A. George is an editorial page writer
t began with Democratic National Committee Chairman Ed Rendell's initial comments over the weekend that Lieberman would be a "slam dunk" vice-presidential pick if he were Episcopalian. Rendell added, "I'm not sure that the people who would vote against us because Joe is Jewish aren't going to vote against us anyway." Spreading with a speed that seemed like it was put together by Democratic talking points, this theme was picked up by the Sunday talk shows as Steve Roberts (who is Jewish) said the same thing on CNN's Late Edition. George Stephanopoulos, on ABC's This Week, concurred.
On Monday, Alan Elsner of Reuters quoted Washington Jewish Week columnist Douglas Bloomfield: "It's a fascinating decision. There are no doubt those who would not vote for a Jew for vice president but they were already all committed to opposing Gore in any case.''
These observations speak to the basic bias talking heads have against Republicans. It doesn't enter their thought process that there might very well be otherwise loyal Democrats who might have serious problems with someone Jewish on the presidential ticket. Instead, the insinuation is that someone anti-Semitic is likely to vote for George W. Bush. In other words, anti-Jewish bigotry has a home in the Republican party, and not amongst Democrats.
Which presidential candidate running in 1984 referred to New York City as "Hymietown" while accepting protection from Louis Farrakhan's Nation of Islam members? Hint: It wasn't Republican Ronald Reagan. Which current candidate for the Senate in New York state allegedly called an aide a "f**ing Jew b*****d" many years ago? Hint: It wasn't Republican Rick Lazio. Now, no one is saying that because Jesse Jackson said certain comments or Hillary Clinton possibly uttered a slur, that they are therefore anti-Semitic. But the question could certainly be noted.
Besides, who are we supposed to look at in the Republican party that is likely to be anti-Semitic? The one who might come closest to fitting that description is Pat Buchanan and he's not a Republican anymore. Now, it is true that, as the probable Reform party candidate, Pat's not going to be voting for Al Gore, but he certainly looked like he was adopting Gore's wardrobe when he did his Sunday talk-show blitzkrieg (uh, possibly an unfortunate choice of words) wearing a killer earth-tone suit (insert favorite brown-shirt joke here).

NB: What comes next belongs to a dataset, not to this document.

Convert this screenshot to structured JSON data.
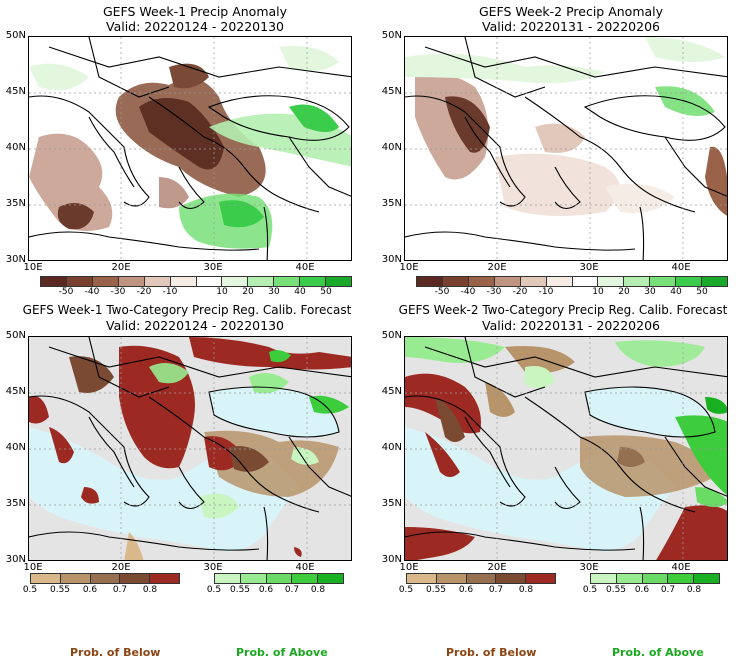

Further, it goes without saying that Jesse and Hillary are likely going to be voting for Al Gore, regardless. Let's go back to 1988 (Democrats love citing 1988, noting that Vice President Bush overcame a 17-point deficit to beat Michael Dukakis): Then-mayor Ed Koch endorsed Al Gore in the Democratic primary and told Jews that they would have to be "crazy" to vote for Jesse Jackson after the "Hymietown" comment of four years ago. As it happened, Jackson came in second and Gore third.
The acrimony between the two candidates allowed Dukakis to take the primary. But more than that, it pushed to the fore tensions that had been bubbling under the surface of the black and Jewish communities for years. Those tensions have erupted at various times in New York in the time since then, most horribly during the Crown Heights riots of 1991 and the Freddy's Fashion Mart protests and subsequent fire of 1995. The person in the middle of both of those incidents was the Rev. Al Sharpton. Sharpton, as Jay Nordlinger reported in National Review Offline, has labeled Hasidim "diamond dealers" and called the Jewish owner of Freddy's "a white interloper" as he led protesters who yelled about "bloodsucking Jews."
Let's be clear, this is not to say that the Democrats are the party of anti-Semitism, but it is a fact that there have been many anti-Semitic remarks coming from the only voting bloc more loyal to Democrats than Jews: African-Americans. Is putting Lieberman on the ticket likely to turn black voters away from Gore? Probably not. But considering the serious courting of minority voters that Bush has initiated, who can say for sure?
Meanwhile, there's another wild card in this for the more politically correct Democrats to keep in mind. The liberal TomPaine.com has been running a series lately exposing the "racism" and "bigotry" of shock-jock Don Imus's morning radio show. The racism is debatable, but the puerile below-the-belt humor can't be denied. Lieberman is a regular caller to the show which is somewhat surprising, considering how much he has worked with Bill Bennett to condemn the "polluting" of the culture. Tom Paine.com quotes Massachusetts Democrat Barney Frank as being offended by the "degrading" comments: "I'm disappointed that the people who go on the show treat Imus like a friend. They're wrong not to confront him." Will Barney Frank confront Lieberman about not confronting Imus? Black columnist Clarence Page had been a semi-regular on the show, but has held back in recent months over the racism controversy.
Black voters have other options. Many could feel Lieberman's religion aside that a choice between a "New" Republican ticket (subtext: not as blatantly racist as in the past) and a "New" Democrat ticket (subtext: almost indistinguishable from Republicans) is not a choice worth making. They could sit out the election.
Which would likely rebound to the good fortune of Mr. Bush.